Search for a command to run...

Timestamps are as accurate as they can be but may be slightly off. We encourage you to listen to the full context.
In this engaging conversation, Nick Joseph, Head of Pre-training at Anthropic, provides an insider's perspective on the evolution of AI training and the future of artificial general intelligence. From his early days at Vicarious and OpenAI to leading one of the most critical teams in AI development, Nick shares candid insights about the technical challenges, strategic decisions, and philosophical considerations that shape modern AI systems. (03:03) The discussion covers the fundamentals of pre-training, the surprising dominance of next-token prediction over other approaches, and how Anthropic operates at unprecedented scales with distributed systems spanning thousands of GPUs.

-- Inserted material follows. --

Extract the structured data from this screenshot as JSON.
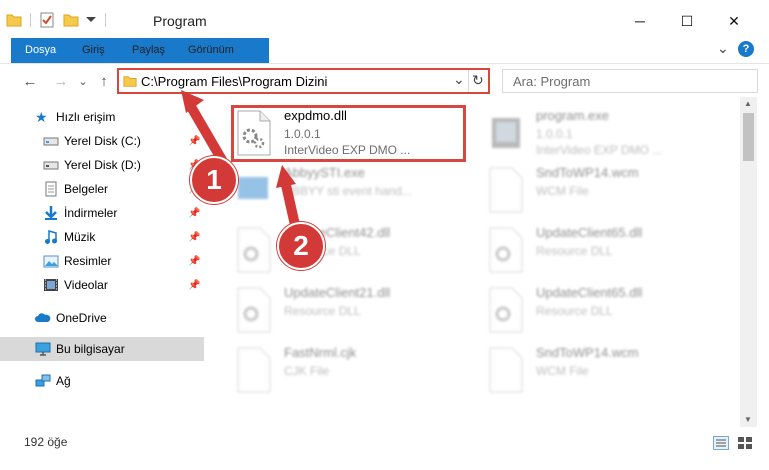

Nick Joseph is the Head of Pre-training at Anthropic, where he leads the team responsible for training large language models like Claude. Before joining Anthropic at its founding, he worked at OpenAI on safety teams and code models, and previously at Vicarious working on computer vision for robotics products. His journey into AI began through an economics background and concerns about AI safety after an internship at GiveWell, leading him to focus on the technical challenges of scaling AI systems rather than pursuing traditional academic routes.
Nick emphasizes that the bottleneck in AI progress isn't theoretical breakthroughs but engineering execution. (52:37) As he puts it, "Almost all is. Throughout the entire history of this field, it's the case that you throw more compute, the thing kinda works. The challenge is actually getting it correct isn't really an ML problem." The actual architectures are mathematically simple, but implementing them correctly at massive scale requires debugging skills across the entire technology stack - from high-level ML concepts down to network protocols and hardware failures. This insight challenges the common perception that AI teams need primarily PhD researchers, when in reality they need engineers who can solve extraordinarily complex distributed systems problems.
Despite the complexity of modern AI systems, Nick reveals that pre-training success still boils down to a single metric: driving down loss on next-token prediction. (19:23) He notes, "I think I'm still pushing down the exact same metric that I was on day one. There's like some loss function. Loss go down." This seemingly simple objective has proven remarkably robust across massive scaling efforts. While teams have grown more specialized and systems more complex, the fundamental goal remains unchanged, suggesting that this metric captures something fundamental about intelligence that scales predictably with compute and data.
One of Nick's most counterintuitive insights is that bugs, not theoretical problems, pose the greatest threat to AI progress. (48:46) He explains that "a single bug can derail you for months" because models take months to train, meaning you can "lose a whole generation off of something that just looks like, ah, you know, this piece of your code was incorrect." The challenge is compounded by the fact that traditional debugging approaches don't work at the scale of thousands of GPUs training for months. A subtle precision error deep in a kernel might only manifest after weeks of training, requiring engineers who can trace problems through tens of thousands of lines of code across multiple abstraction layers.
Nick provides fascinating insight into how scaling laws work in practice, describing them as "really a power law plus constant" where loss decreases predictably with increased compute until you "curve off that power law and then you know something is wrong." (08:53) This creates a unique debugging challenge - when performance deviates from expected scaling, it could indicate either a fundamental limit or a subtle implementation bug. The predictability of these laws has enabled strategic planning around compute allocation and has been central to Anthropic's approach of testing strategies at small scale before scaling up proportionally across data, model size, and training time.
While pre-training determines the model's fundamental capabilities, Nick explains that post-training is where teams can rapidly iterate on model personality and alignment. (45:19) The key advantage is speed: "your iteration, like the ability to make progress, is really fast. You can try something, you can try it again, you can try it again" in hours rather than months. This separation allows teams to de-risk behavioral changes before potentially incorporating them into expensive pre-training runs. However, some alignment properties may eventually need to be integrated into pre-training for greater robustness, creating an ongoing strategic tension between flexibility and stability.